Original Publish Date: March 20, 2018
One of our top picks over the next few months is Microsoft. With their margins increasing and continued accelerated expansion in their Commercial Cloud platform could be grounds for a broader comfortability in their capacity to sustain low to mid-teens EPS growth. Longer term, Microsoft is also well positioned to expand their Azure Machine learning model. With a consensus PT of $105 and a high of $120, MSFT appears to be well undervalued in the low 90s. From today’s close at 92.89, the 92.50/100 call spread we opened captures a 7.65% move to the upside. It was deemed appropriate to open a spread rather than buy shares outright because of the current risk/reward profile. It cost $3.36 to open a $7.5 spread, resulting in a potential profit of 123.2% or about $276 a week over the course of 18 weeks.

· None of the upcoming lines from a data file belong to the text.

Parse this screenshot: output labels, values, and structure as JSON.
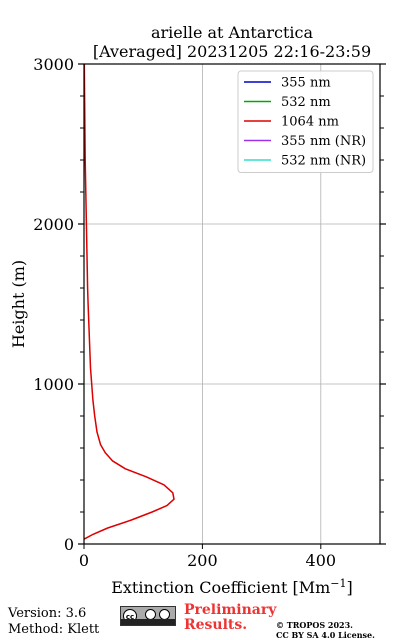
{
  "chart_data": {
    "type": "line",
    "title": [
      "arielle at Antarctica",
      "[Averaged] 20231205 22:16-23:59"
    ],
    "xlabel": "Extinction Coefficient [Mm",
    "xlabel_sup": "−1",
    "xlabel_end": "]",
    "ylabel": "Height (m)",
    "xlim": [
      0,
      500
    ],
    "ylim": [
      0,
      3000
    ],
    "xticks": [
      0,
      200,
      400
    ],
    "xtick_labels": [
      "0",
      "200",
      "400"
    ],
    "yticks": [
      0,
      1000,
      2000,
      3000
    ],
    "ytick_labels": [
      "0",
      "1000",
      "2000",
      "3000"
    ],
    "grid": true,
    "legend_position": "top-right",
    "series": [
      {
        "name": "355 nm",
        "color": "#0000cc",
        "x": [],
        "y": []
      },
      {
        "name": "532 nm",
        "color": "#00aa00",
        "x": [],
        "y": []
      },
      {
        "name": "1064 nm",
        "color": "#dd0000",
        "x": [
          0,
          15,
          40,
          80,
          115,
          140,
          152,
          150,
          135,
          105,
          70,
          48,
          36,
          28,
          22,
          18,
          15,
          13,
          11,
          10,
          9,
          8,
          7,
          6,
          5,
          4,
          3,
          2,
          1.5,
          1,
          0.5
        ],
        "y": [
          30,
          60,
          100,
          150,
          200,
          240,
          280,
          320,
          370,
          420,
          470,
          520,
          570,
          620,
          700,
          800,
          900,
          1000,
          1100,
          1200,
          1300,
          1400,
          1500,
          1600,
          1800,
          2000,
          2200,
          2400,
          2600,
          2800,
          3000
        ]
      },
      {
        "name": "355 nm (NR)",
        "color": "#9933ee",
        "x": [],
        "y": []
      },
      {
        "name": "532 nm (NR)",
        "color": "#33ddcc",
        "x": [],
        "y": []
      }
    ]
  },
  "footer": {
    "version": "Version: 3.6",
    "method": "Method: Klett",
    "license_badge": "cc BY SA",
    "preliminary": [
      "Preliminary",
      "Results."
    ],
    "copyright": [
      "© TROPOS 2023.",
      "CC BY SA 4.0 License."
    ]
  }
}
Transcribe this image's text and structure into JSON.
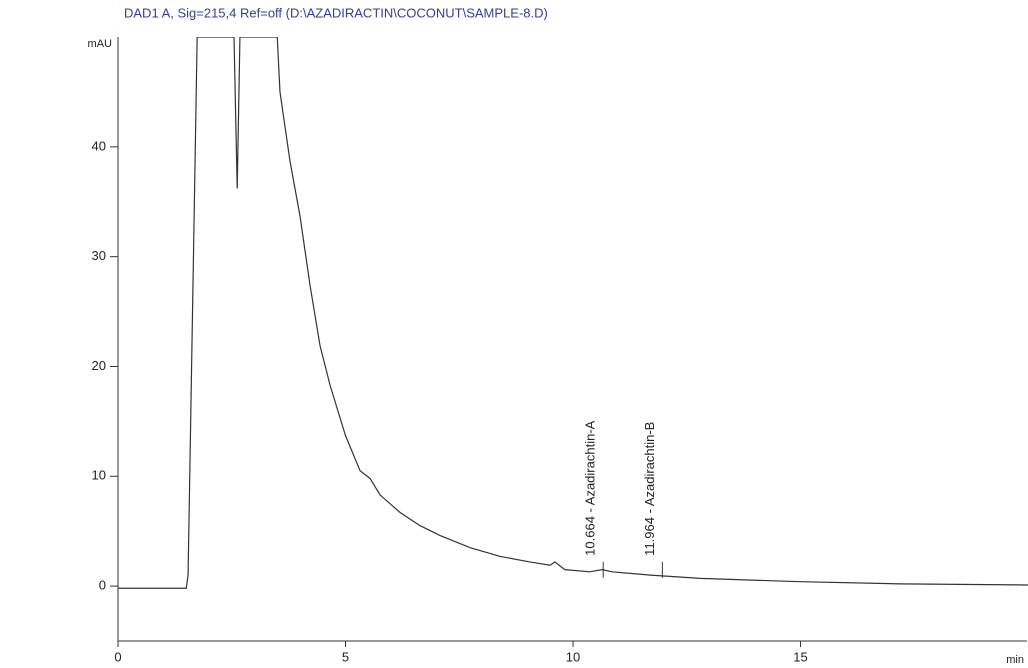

Current risks could involve weaker than anticipated growth across their cloud platforms as well as investments in data centers that could lessen margin growth.
While this trade was opened with the premise to produce more than a 100% return, early closeout could be considered if the rate of price growth begins to slow more rapidly than initially predicted. Ideally, we would like to see stability around 96-97 before reanalyzing the possibility of an early closeout.
Disclosure: I am/we are currently long on MSFT.
This article expresses my own opinions. I am not receiving compensation for this article – other than from Honey Investments. I/we have no business relationship with any companies whose stock is mentioned above.